Zwangerschapsgerelateerde hartspierziekten mogelijk erfelijke oorzaak

Sommige hartspierziekten die tijdens of kort na een zwangerschap bij vrouwen ontstaan, kunnen een erfelijke oorzaak hebben. Dit blijkt uit onderzoek van klinisch genetici en cardiologen van het UMCG. Zij publiceren hierover deze week in het gezaghebbende tijdschrift Circulation.
zwangerschapsgerelateerde hartspierziekten zijn weliswaar zeldzaam, maar potentieel levensbedreigend voor moeder en ongeboren kind. In Nederland krijgt een op de 2.000 tot 4.000 vrouwen tijdens de zwangerschap of kort na de bevalling hiermee te maken. Omdat moeheid en een verminderd uithoudingsvermogen belangrijke kenmerken van deze hartspierziekten zijn, worden deze klachten vaak geweten aan de zwangerschap en/of bevalling. Hierdoor wordt deze ziekte vaak niet herkend met mogelijk fatale gevolgen. Tot nu toe werd deze hartspierziekte beschouwd als niet-erfelijk.`

dna-onderzoek
In de studie is door Karin van Spaendonck-Zwarts, klinisch geneticus in het UMCG, op verschillende manieren naar een mogelijke erfelijkheid van zwangerschapsgerelateerde hartspierziekte gekeken.
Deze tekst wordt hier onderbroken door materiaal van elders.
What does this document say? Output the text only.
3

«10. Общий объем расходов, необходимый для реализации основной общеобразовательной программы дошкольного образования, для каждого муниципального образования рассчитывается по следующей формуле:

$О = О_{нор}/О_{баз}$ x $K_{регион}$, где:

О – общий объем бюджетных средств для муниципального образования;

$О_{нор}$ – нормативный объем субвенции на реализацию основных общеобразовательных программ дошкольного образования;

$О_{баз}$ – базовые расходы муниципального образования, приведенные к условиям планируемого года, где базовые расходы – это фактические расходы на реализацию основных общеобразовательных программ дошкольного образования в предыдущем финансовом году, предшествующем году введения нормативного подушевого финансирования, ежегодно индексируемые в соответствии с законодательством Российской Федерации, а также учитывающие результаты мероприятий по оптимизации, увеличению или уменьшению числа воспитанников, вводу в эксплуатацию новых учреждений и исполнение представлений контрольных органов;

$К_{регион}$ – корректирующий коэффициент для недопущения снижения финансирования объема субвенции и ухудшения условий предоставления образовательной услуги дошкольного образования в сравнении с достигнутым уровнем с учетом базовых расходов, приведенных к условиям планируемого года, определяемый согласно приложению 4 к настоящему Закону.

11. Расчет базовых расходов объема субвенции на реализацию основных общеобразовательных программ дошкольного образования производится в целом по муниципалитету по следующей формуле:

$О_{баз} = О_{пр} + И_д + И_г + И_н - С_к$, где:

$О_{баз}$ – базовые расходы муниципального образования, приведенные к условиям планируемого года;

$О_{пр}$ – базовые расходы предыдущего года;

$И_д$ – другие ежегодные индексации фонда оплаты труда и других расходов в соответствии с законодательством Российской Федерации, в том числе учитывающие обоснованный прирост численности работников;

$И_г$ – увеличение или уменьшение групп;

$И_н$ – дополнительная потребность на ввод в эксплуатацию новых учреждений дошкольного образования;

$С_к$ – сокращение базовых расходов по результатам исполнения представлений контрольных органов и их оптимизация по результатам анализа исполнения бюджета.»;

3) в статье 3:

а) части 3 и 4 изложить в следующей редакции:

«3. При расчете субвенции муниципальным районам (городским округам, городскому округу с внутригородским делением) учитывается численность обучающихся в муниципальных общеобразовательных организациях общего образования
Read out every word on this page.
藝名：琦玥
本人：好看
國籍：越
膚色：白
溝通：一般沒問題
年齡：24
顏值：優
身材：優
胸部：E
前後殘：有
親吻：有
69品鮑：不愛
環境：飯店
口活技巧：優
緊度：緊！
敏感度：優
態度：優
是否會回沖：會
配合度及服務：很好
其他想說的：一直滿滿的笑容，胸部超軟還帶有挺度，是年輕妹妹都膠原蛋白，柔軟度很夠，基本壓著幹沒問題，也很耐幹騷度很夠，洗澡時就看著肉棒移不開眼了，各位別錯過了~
Ten eerste is gekeken naar naaste familieleden van vrouwen die een zwangerschapsgerelateerde hartspierziekte hadden. Het bleek dat een deel van de familieleden die zich wilden laten onderzoeken, ook een vergelijkbare hartspierziekte hadden waarbij de hartspier verwijd en verslapt is (een zogenaamde gedilateerde cardiomyopathie). Ten tweede is onderzocht hoe vaak vrouwelijke familieleden uit families met een verwijde hartspier, ook een zwangerschapsgerelateerde hartspierziekte hadden. Dit bleek in 6% van de negentig onderzochte families het geval te zijn. Tenslotte is met dna-onderzoek in een van de families een erfelijke oorzaak aangetoond.

Cardiologische controle
Dit is de eerste studie die de relatie beschrijft tussen zwangerschapsgerelateerde hartspierziekte en erfelijkheid. Hoewel nader multicenter onderzoek nodig is om de resultaten te bevestigen, kunnen de uitkomsten van deze studie belangrijke implicaties hebben. Zo moeten zwangere vrouwen uit families met een erfelijke hartspierziekte waarbij de hartspier verslapt en te wijd is, en die zelf deze ziekte nog niet hebben, tijdens een zwangerschap en na de bevalling cardiologisch gecontroleerd worden. Ook bestaat er een reden voor cardiologisch onderzoek van naaste verwanten van een vrouw met zwangerschapsgerelateerde hartspierziekte.

Deze studie was een initiatief van de afdelingen genetica en Cardiologie van het Universitair Medisch Centrum Groningen in samenwerking met het VU Medisch Centrum, Amsterdam en het Erasmus Medisch Centrum te Rotterdam.